## Line Graphs: Accuracy vs. Noise Intensity Coefficient (α) for Different Models
### Overview
The image contains three line graphs comparing the performance of two methods—**DiffCoT** (blue) and **Full-Step DPO** (orange)—across three language models: **Llama3-8B**, **Qwen3-8B**, and **Qwen3-4B**. Each graph plots accuracy (y-axis, %) against the noise intensity coefficient (α, x-axis, ranging from 0 to 0.4). Both methods show declining accuracy as α increases, but **DiffCoT** consistently outperforms **Full-Step DPO** across all models.
---
### Components/Axes
- **X-axis**: Noise Intensity Coefficient (α) with markers at 0, 0.1, 0.2, 0.3, 0.4.
- **Y-axis**: Accuracy (Acc, %) with increments of 5%.
- **Legends**:
- Blue line: **DiffCoT**
- Orange line: **Full-Step DPO**
- **Graph Titles**:
- Llama3-8B (left)
- Qwen3-8B (center)
- Qwen3-4B (right)
---
### Detailed Analysis
#### Llama3-8B
- **DiffCoT**: Starts at ~38% (α=0), declines to ~19% (α=0.4).
- **Full-Step DPO**: Starts at ~38% (α=0), declines to ~15% (α=0.4).
- **Trend**: Both methods show a steep downward slope, with **DiffCoT** maintaining a ~3–5% advantage.
#### Qwen3-8B
- **DiffCoT**: Starts at ~66% (α=0), declines to ~42% (α=0.4).
- **Full-Step DPO**: Starts at ~66% (α=0), declines to ~40% (α=0.4).
- **Trend**: Similar to Llama3-8B, but with higher absolute accuracy values. The gap between methods narrows slightly at α=0.4.
#### Qwen3-4B
- **DiffCoT**: Starts at ~64% (α=0), declines to ~41% (α=0.4).
- **Full-Step DPO**: Starts at ~64% (α=0), declines to ~38% (α=0.4).
- **Trend**: Steeper decline compared to other models. **DiffCoT** retains a ~3% edge at α=0.4.
---
### Key Observations
1. **Consistent Performance Gap**: **DiffCoT** outperforms **Full-Step DPO** across all models and α values.
2. **Model Sensitivity**:
- **Qwen3-4B** shows the steepest decline in accuracy for both methods, suggesting higher sensitivity to noise.
- **Llama3-8B** exhibits the least sensitivity, with a smaller drop in accuracy.
3. **Noise Impact**: Accuracy decreases non-linearly as α increases, with sharper drops at higher α values.
---
### Interpretation
The data demonstrates that **DiffCoT** is more robust to noise than **Full-Step DPO** across all tested models.

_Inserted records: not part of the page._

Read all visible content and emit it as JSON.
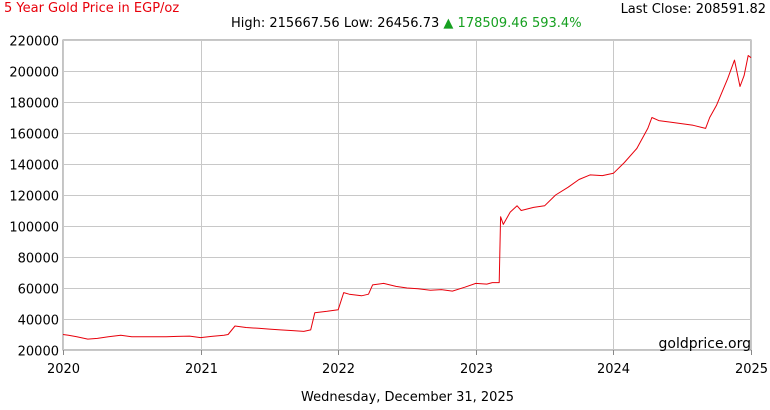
{
  "header": {
    "title": "5 Year Gold Price in EGP/oz",
    "last_close_label": "Last Close: 208591.82",
    "high_low": "High: 215667.56 Low: 26456.73",
    "change_arrow": "▲",
    "change_text": "178509.46 593.4%",
    "change_color": "#16a020"
  },
  "watermark": "goldprice.org",
  "footer": {
    "date": "Wednesday, December 31, 2025"
  },
  "colors": {
    "line": "#e8000b",
    "grid": "#c8c8c8",
    "axis": "#888888"
  },
  "chart_data": {
    "type": "line",
    "title": "5 Year Gold Price in EGP/oz",
    "xlabel": "",
    "ylabel": "",
    "grid": true,
    "xlim": [
      2020.0,
      2025.0
    ],
    "ylim": [
      20000,
      220000
    ],
    "y_ticks": [
      20000,
      40000,
      60000,
      80000,
      100000,
      120000,
      140000,
      160000,
      180000,
      200000,
      220000
    ],
    "x_ticks": [
      {
        "value": 2020,
        "label": "2020"
      },
      {
        "value": 2021,
        "label": "2021"
      },
      {
        "value": 2022,
        "label": "2022"
      },
      {
        "value": 2023,
        "label": "2023"
      },
      {
        "value": 2024,
        "label": "2024"
      },
      {
        "value": 2025,
        "label": "2025"
      }
    ],
    "series": [
      {
        "color": "#e8000b",
        "x": [
          2020.0,
          2020.04,
          2020.1,
          2020.18,
          2020.25,
          2020.33,
          2020.42,
          2020.5,
          2020.58,
          2020.67,
          2020.75,
          2020.83,
          2020.92,
          2021.0,
          2021.08,
          2021.17,
          2021.2,
          2021.25,
          2021.33,
          2021.42,
          2021.5,
          2021.58,
          2021.67,
          2021.75,
          2021.8,
          2021.83,
          2021.92,
          2022.0,
          2022.04,
          2022.08,
          2022.17,
          2022.22,
          2022.25,
          2022.33,
          2022.42,
          2022.5,
          2022.58,
          2022.67,
          2022.75,
          2022.83,
          2022.92,
          2023.0,
          2023.08,
          2023.12,
          2023.17,
          2023.18,
          2023.2,
          2023.25,
          2023.3,
          2023.33,
          2023.42,
          2023.5,
          2023.58,
          2023.67,
          2023.75,
          2023.83,
          2023.92,
          2024.0,
          2024.08,
          2024.17,
          2024.25,
          2024.28,
          2024.33,
          2024.42,
          2024.5,
          2024.58,
          2024.67,
          2024.7,
          2024.75,
          2024.83,
          2024.88,
          2024.92,
          2024.95,
          2024.98,
          2025.0
        ],
        "y": [
          30000,
          29500,
          28500,
          27000,
          27500,
          28500,
          29500,
          28500,
          28500,
          28500,
          28500,
          28800,
          29000,
          28000,
          28800,
          29500,
          30000,
          35500,
          34500,
          34000,
          33500,
          33000,
          32500,
          32000,
          33000,
          44000,
          45000,
          46000,
          57000,
          56000,
          55000,
          56000,
          62000,
          63000,
          61000,
          60000,
          59500,
          58500,
          59000,
          58000,
          60500,
          63000,
          62500,
          63500,
          63500,
          106000,
          101000,
          109000,
          113000,
          110000,
          112000,
          113000,
          120000,
          125000,
          130000,
          133000,
          132500,
          134000,
          141000,
          150000,
          163000,
          170000,
          168000,
          167000,
          166000,
          165000,
          163000,
          170000,
          178000,
          195000,
          207000,
          190000,
          197000,
          210000,
          208592
        ]
      }
    ]
  }
}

This could indicate that **DiffCoT**’s methodology (e.g., incremental noise injection during training) better prepares models for noisy environments. The steeper decline in **Qwen3-4B** suggests architectural or training differences that make it more vulnerable to noise. Practically, **DiffCoT** may be preferable for applications requiring noise resilience, while **Full-Step DPO** might suffice in cleaner environments. Further investigation into the noise-handling mechanisms of these methods could clarify their relative strengths.